Corazzini, più che rifugiarsi in angoli già esistenti, crea un mondo in cui vigono altre strutture di significato, dove vengono privilegiati topografie e materiali fatti di nuova sostanza e di nuove percezioni, anche attraverso sorprendenti analogie e procedimenti sinestetici.
La sua città è talvolta immersa nella musica, come in La gabbia (p. 6), le masse portanti si tramutano in luce come in alcuni esiti pittorici di Turner e Monet, sale, camere, oggetti di uso comune, fanali si animano e manifestano sentimenti; le porte appaiono eternamente chiuse, le case dormono, piccoli ospedali di provincia vedono languire anziani e bambini, gli specchi sono polverosi, le fontane cantano la loro malinconia: è la topografia di un rapinoso universo altro, sorto sulle ceneri di un mondo che ha svelato l’inconsistenza della sua apparente oggettività.

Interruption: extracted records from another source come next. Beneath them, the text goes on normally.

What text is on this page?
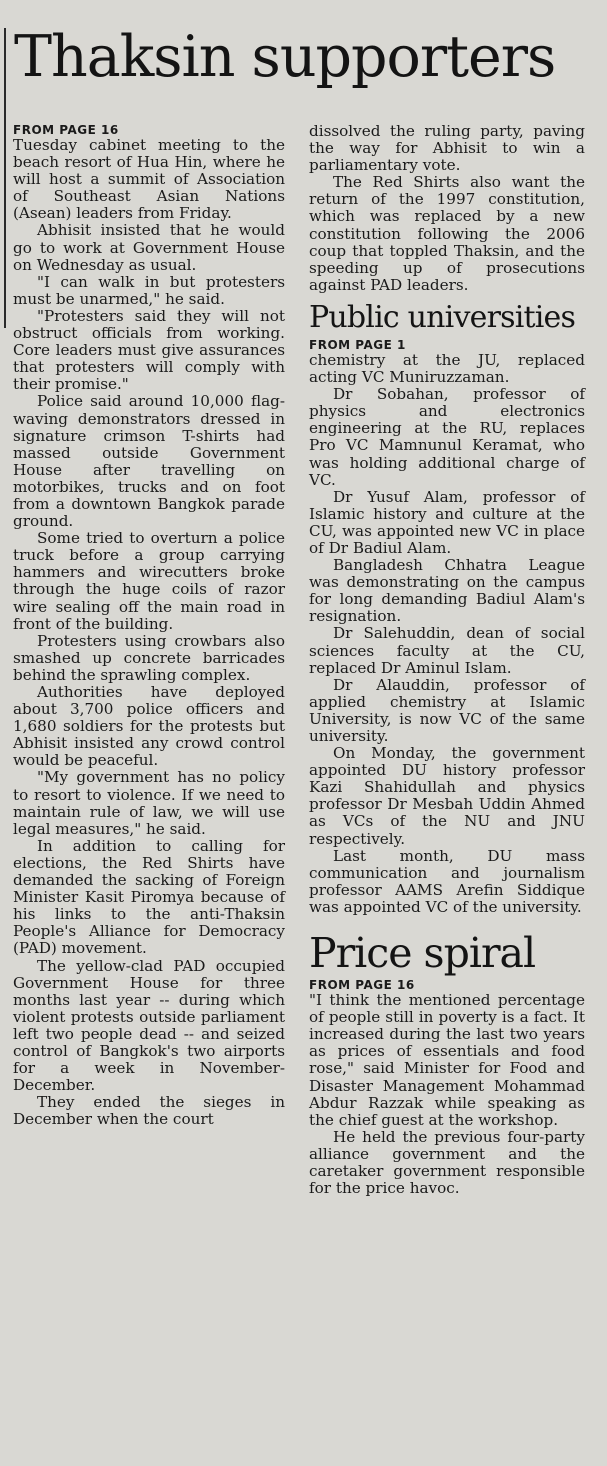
Thaksin supporters
FROM PAGE 16

Tuesday cabinet meeting to the beach resort of Hua Hin, where he will host a summit of Association of Southeast Asian Nations (Asean) leaders from Friday.

Abhisit insisted that he would go to work at Government House on Wednesday as usual.

"I can walk in but protesters must be unarmed," he said.

"Protesters said they will not obstruct officials from working. Core leaders must give assurances that protesters will comply with their promise."

Police said around 10,000 flag-waving demonstrators dressed in signature crimson T-shirts had massed outside Government House after travelling on motorbikes, trucks and on foot from a downtown Bangkok parade ground.

Some tried to overturn a police truck before a group carrying hammers and wirecutters broke through the huge coils of razor wire sealing off the main road in front of the building.

Protesters using crowbars also smashed up concrete barricades behind the sprawling complex.

Authorities have deployed about 3,700 police officers and 1,680 soldiers for the protests but Abhisit insisted any crowd control would be peaceful.

"My government has no policy to resort to violence. If we need to maintain rule of law, we will use legal measures," he said.

In addition to calling for elections, the Red Shirts have demanded the sacking of Foreign Minister Kasit Piromya because of his links to the anti-Thaksin People's Alliance for Democracy (PAD) movement.

The yellow-clad PAD occupied Government House for three months last year -- during which violent protests outside parliament left two people dead -- and seized control of Bangkok's two airports for a week in November-December.

They ended the sieges in December when the court

dissolved the ruling party, paving the way for Abhisit to win a parliamentary vote.

The Red Shirts also want the return of the 1997 constitution, which was replaced by a new constitution following the 2006 coup that toppled Thaksin, and the speeding up of prosecutions against PAD leaders.

Public universities
FROM PAGE 1

chemistry at the JU, replaced acting VC Muniruzzaman.

Dr Sobahan, professor of physics and electronics engineering at the RU, replaces Pro VC Mamnunul Keramat, who was holding additional charge of VC.

Dr Yusuf Alam, professor of Islamic history and culture at the CU, was appointed new VC in place of Dr Badiul Alam.

Bangladesh Chhatra League was demonstrating on the campus for long demanding Badiul Alam's resignation.

Dr Salehuddin, dean of social sciences faculty at the CU, replaced Dr Aminul Islam.

Dr Alauddin, professor of applied chemistry at Islamic University, is now VC of the same university.

On Monday, the government appointed DU history professor Kazi Shahidullah and physics professor Dr Mesbah Uddin Ahmed as VCs of the NU and JNU respectively.

Last month, DU mass communication and journalism professor AAMS Arefin Siddique was appointed VC of the university.

Price spiral
FROM PAGE 16

"I think the mentioned percentage of people still in poverty is a fact. It increased during the last two years as prices of essentials and food rose," said Minister for Food and Disaster Management Mohammad Abdur Razzak while speaking as the chief guest at the workshop.

He held the previous four-party alliance government and the caretaker government responsible for the price havoc.
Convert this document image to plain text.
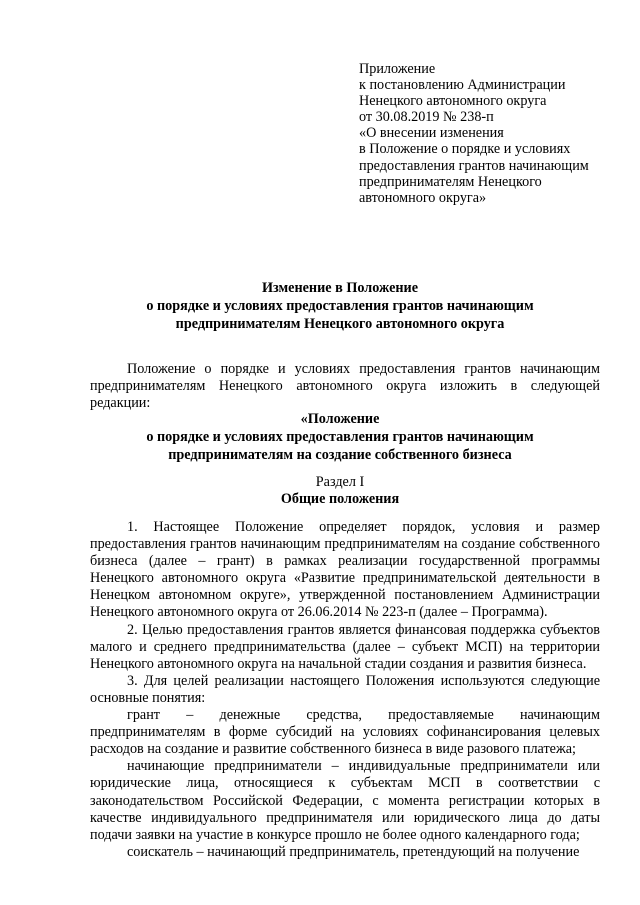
Приложение
к постановлению Администрации
Ненецкого автономного округа
от 30.08.2019 № 238-п
«О внесении изменения
в Положение о порядке и условиях
предоставления грантов начинающим
предпринимателям Ненецкого
автономного округа»
Изменение в Положение
о порядке и условиях предоставления грантов начинающим
предпринимателям Ненецкого автономного округа

Положение о порядке и условиях предоставления грантов начинающим предпринимателям Ненецкого автономного округа изложить в следующей редакции:

«Положение
о порядке и условиях предоставления грантов начинающим
предпринимателям на создание собственного бизнеса
Раздел I
Общие положения

1. Настоящее Положение определяет порядок, условия и размер предоставления грантов начинающим предпринимателям на создание собственного бизнеса (далее – грант) в рамках реализации государственной программы Ненецкого автономного округа «Развитие предпринимательской деятельности в Ненецком автономном округе», утвержденной постановлением Администрации Ненецкого автономного округа от 26.06.2014 № 223-п (далее – Программа).

2. Целью предоставления грантов является финансовая поддержка субъектов малого и среднего предпринимательства (далее – субъект МСП) на территории Ненецкого автономного округа на начальной стадии создания и развития бизнеса.

3. Для целей реализации настоящего Положения используются следующие основные понятия:

грант – денежные средства, предоставляемые начинающим предпринимателям в форме субсидий на условиях софинансирования целевых расходов на создание и развитие собственного бизнеса в виде разового платежа;

начинающие предприниматели – индивидуальные предприниматели или юридические лица, относящиеся к субъектам МСП в соответствии с законодательством Российской Федерации, с момента регистрации которых в качестве индивидуального предпринимателя или юридического лица до даты подачи заявки на участие в конкурсе прошло не более одного календарного года;

соискатель – начинающий предприниматель, претендующий на получение
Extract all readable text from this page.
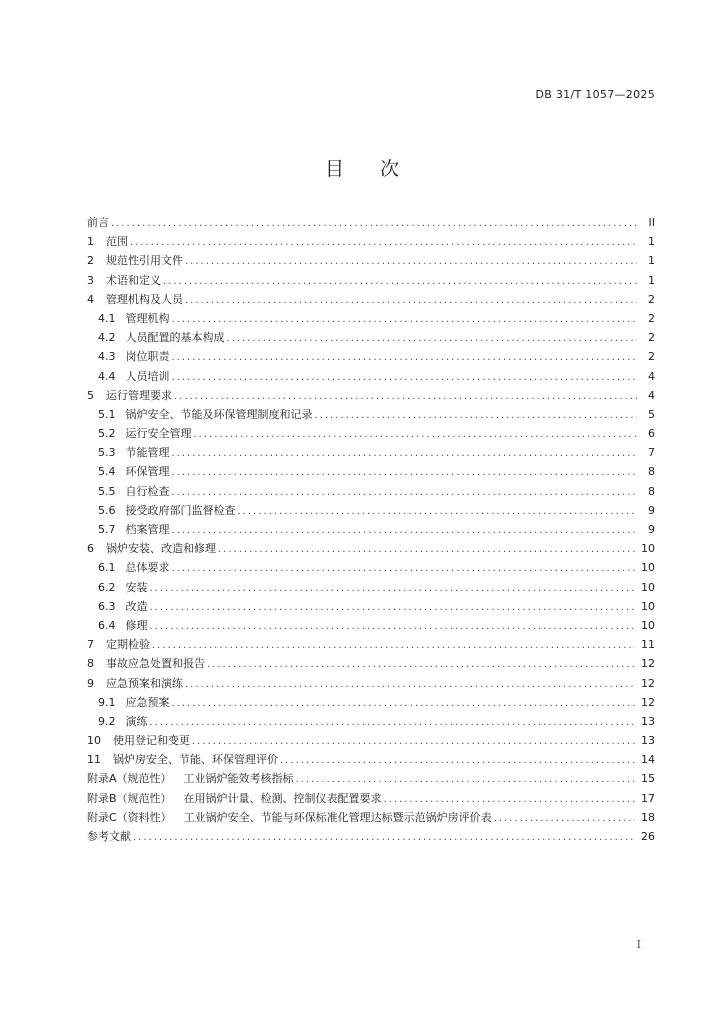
DB 31/T 1057—2025
目次
前言 .....	II
1 范围 .....	1
2 规范性引用文件 .....	1
3 术语和定义 .....	1
4 管理机构及人员 .....	2
4.1 管理机构 .....	2
4.2 人员配置的基本构成 .....	2
4.3 岗位职责 .....	2
4.4 人员培训 .....	4
5 运行管理要求 .....	4
5.1 锅炉安全、节能及环保管理制度和记录 .....	5
5.2 运行安全管理 .....	6
5.3 节能管理 .....	7
5.4 环保管理 .....	8
5.5 自行检查 .....	8
5.6 接受政府部门监督检查 .....	9
5.7 档案管理 .....	9
6 锅炉安装、改造和修理 .....	10
6.1 总体要求 .....	10
6.2 安装 .....	10
6.3 改造 .....	10
6.4 修理 .....	10
7 定期检验 .....	11
8 事故应急处置和报告 .....	12
9 应急预案和演练 .....	12
9.1 应急预案 .....	12
9.2 演练 .....	13
10 使用登记和变更 .....	13
11 锅炉房安全、节能、环保管理评价 .....	14
附录A（规范性） 工业锅炉能效考核指标 .....	15
附录B（规范性） 在用锅炉计量、检测、控制仪表配置要求 .....	17
附录C（资料性） 工业锅炉安全、节能与环保标准化管理达标暨示范锅炉房评价表 .....	18
参考文献 .....	26
I
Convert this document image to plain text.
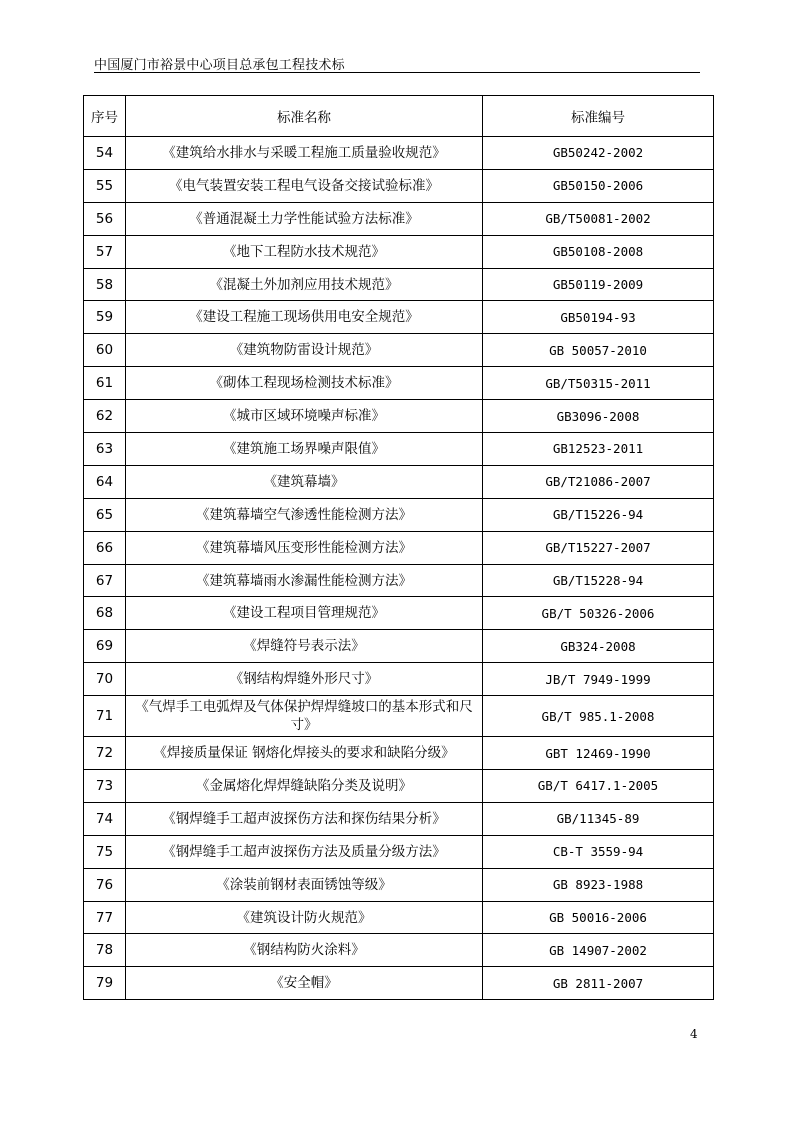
中国厦门市裕景中心项目总承包工程技术标
序号	标准名称	标准编号
54	《建筑给水排水与采暖工程施工质量验收规范》	GB50242-2002
55	《电气装置安装工程电气设备交接试验标准》	GB50150-2006
56	《普通混凝土力学性能试验方法标准》	GB/T50081-2002
57	《地下工程防水技术规范》	GB50108-2008
58	《混凝土外加剂应用技术规范》	GB50119-2009
59	《建设工程施工现场供用电安全规范》	GB50194-93
60	《建筑物防雷设计规范》	GB 50057-2010
61	《砌体工程现场检测技术标准》	GB/T50315-2011
62	《城市区域环境噪声标准》	GB3096-2008
63	《建筑施工场界噪声限值》	GB12523-2011
64	《建筑幕墙》	GB/T21086-2007
65	《建筑幕墙空气渗透性能检测方法》	GB/T15226-94
66	《建筑幕墙风压变形性能检测方法》	GB/T15227-2007
67	《建筑幕墙雨水渗漏性能检测方法》	GB/T15228-94
68	《建设工程项目管理规范》	GB/T 50326-2006
69	《焊缝符号表示法》	GB324-2008
70	《钢结构焊缝外形尺寸》	JB/T 7949-1999
71	《气焊手工电弧焊及气体保护焊焊缝坡口的基本形式和尺寸》	GB/T 985.1-2008
72	《焊接质量保证 钢熔化焊接头的要求和缺陷分级》	GBT 12469-1990
73	《金属熔化焊焊缝缺陷分类及说明》	GB/T 6417.1-2005
74	《钢焊缝手工超声波探伤方法和探伤结果分析》	GB/11345-89
75	《钢焊缝手工超声波探伤方法及质量分级方法》	CB-T 3559-94
76	《涂装前钢材表面锈蚀等级》	GB 8923-1988
77	《建筑设计防火规范》	GB 50016-2006
78	《钢结构防火涂料》	GB 14907-2002
79	《安全帽》	GB 2811-2007
4
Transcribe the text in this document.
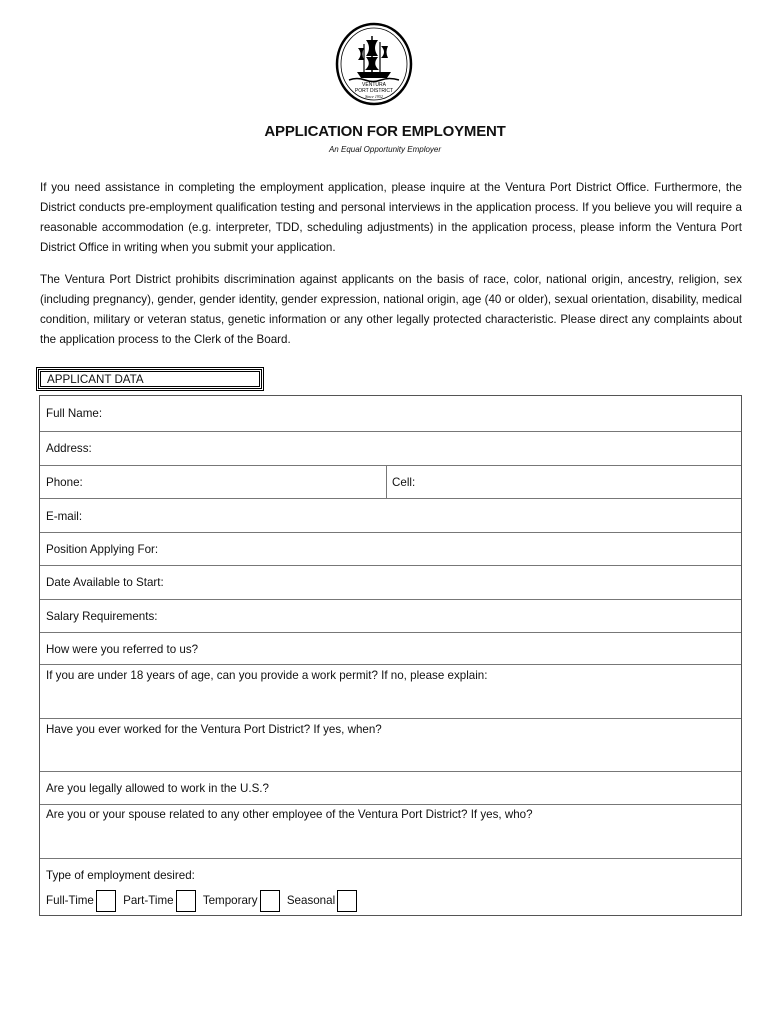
VENTURA
PORT DISTRICT
Since 1952
APPLICATION FOR EMPLOYMENT
An Equal Opportunity Employer
If you need assistance in completing the employment application, please inquire at the Ventura Port District Office. Furthermore, the District conducts pre-employment qualification testing and personal interviews in the application process. If you believe you will require a reasonable accommodation (e.g. interpreter, TDD, scheduling adjustments) in the application process, please inform the Ventura Port District Office in writing when you submit your application.
The Ventura Port District prohibits discrimination against applicants on the basis of race, color, national origin, ancestry, religion, sex (including pregnancy), gender, gender identity, gender expression, national origin, age (40 or older), sexual orientation, disability, medical condition, military or veteran status, genetic information or any other legally protected characteristic. Please direct any complaints about the application process to the Clerk of the Board.
APPLICANT DATA
Full Name:
Address:
Phone:	Cell:
E-mail:
Position Applying For:
Date Available to Start:
Salary Requirements:
How were you referred to us?
If you are under 18 years of age, can you provide a work permit? If no, please explain:
Have you ever worked for the Ventura Port District? If yes, when?
Are you legally allowed to work in the U.S.?
Are you or your spouse related to any other employee of the Ventura Port District? If yes, who?
Type of employment desired:
Full-Time	Part-Time	Temporary	Seasonal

1 pensiero su ““Poeti da riscoprire”, Sergio Corazzini

  1. Molto ben scritta questa introduzione critica. Abito lontano ed a volte mi sembra che gli italiani stiano dimenticando l’italiano e con la lingua le abitudini e le gentilezze dei nostri nonni avvolte “in carte celesti e fili d’oro”.
    I poeti sconosciuti riappaiono sempre… la loro calma e’ in sintonia col tempo… sono le stelle del nostro firmamento.